Lighting the Torch of the Carnivalesque Amid the Heart of the Existential Darkness: The Politics in al-Farafir by Yusuf Idris

Document Type : Original Article

Author

PhD in English Literature, Cairo University

Abstract

This paper aims at exploring the politics of the carnivalesque in Yusuf Idris's satirical play al-Farafir through the lens of the Carnivalesque concept propounded by Michael Bakhtin. It attempts to prove that the carnivalesque, besides being a terrain in which laughter is stimulated, is a serious weapon for launching satirical attacks on man's follies, venal tendencies and social institutions, a tool of subverting and defying abusive authority, conventional attitudes and disseminated  ideologies, and a fertile terrain for black humor.

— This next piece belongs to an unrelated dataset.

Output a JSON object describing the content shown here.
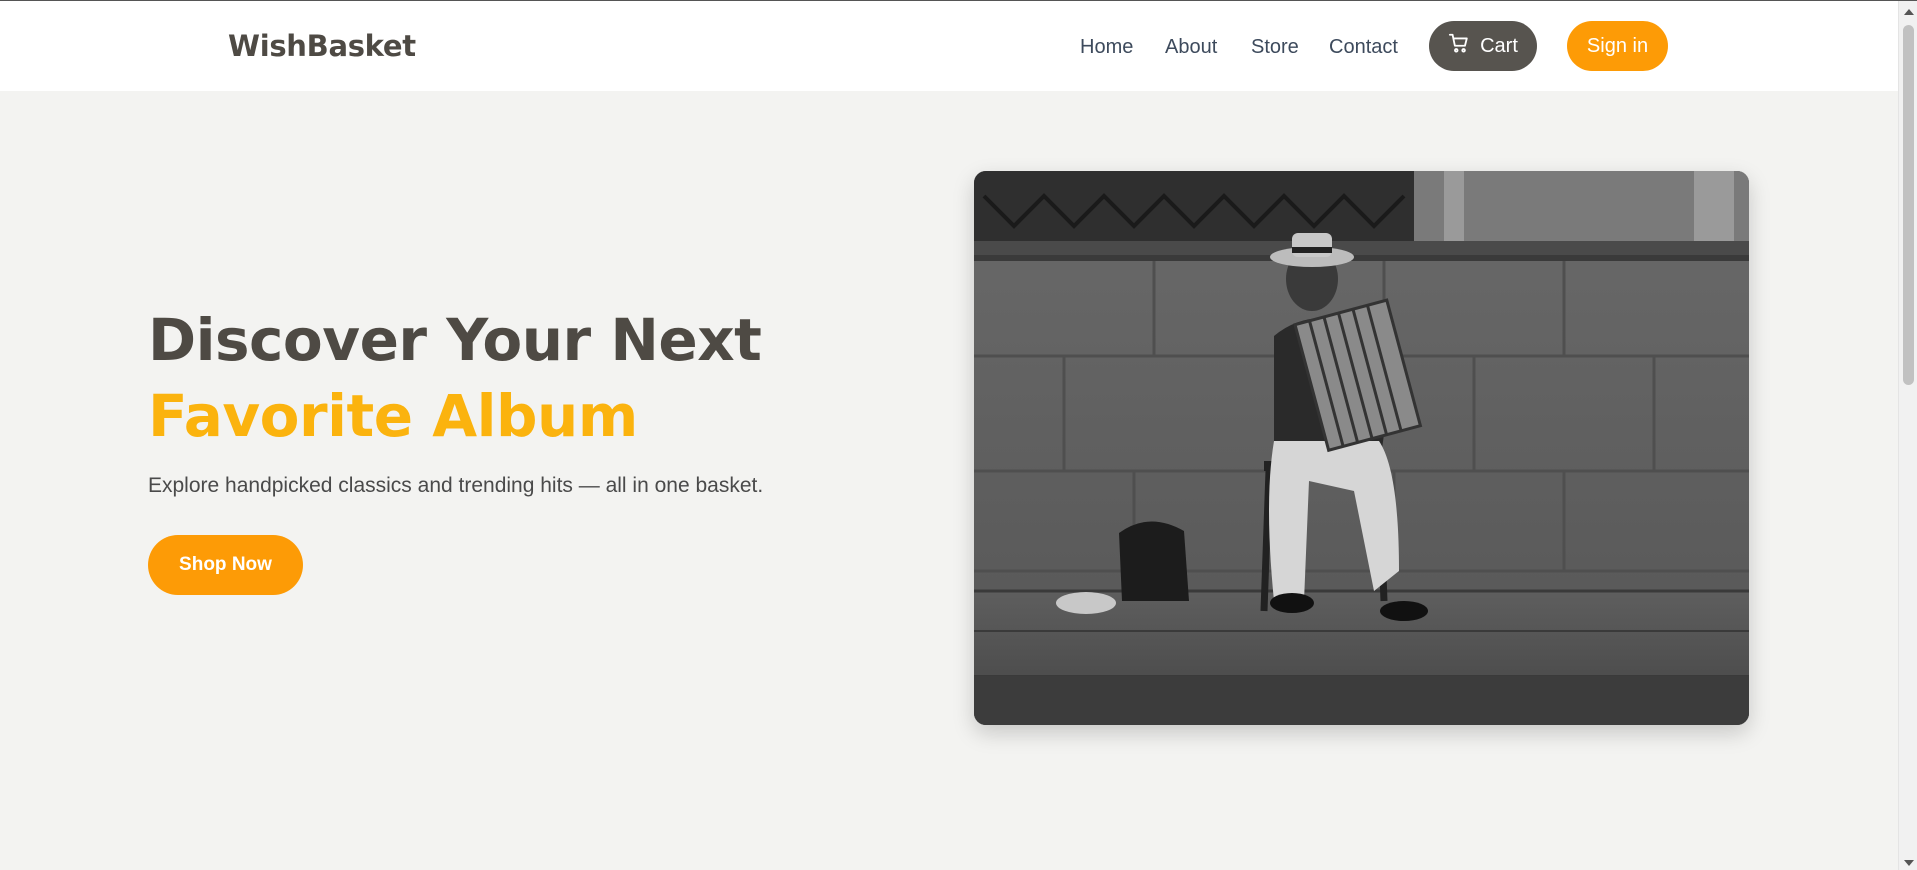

In his black humorous, darkly farcical, satirical, existential and politically charged play al-Farafir, Idris presents us, in a black humorous vein and a comic guise, with a story about the relation between a Master ("Al Sayed" in Arabic) and his skinny, strange-looking servant  dressed in a clownish suit (Farfoor) and the eternal struggle between life and death. The play highlights the discursive practices that a common Egyptian man (represented in the play as a servant, a slave, or Farfoor) faces in a dictatorial regime that aims at constructing a stereotypical subjugated identity of the commoners while supporting the power of the powerful and the exploiter, showing how power practices infiltrate society to construct discursive identities.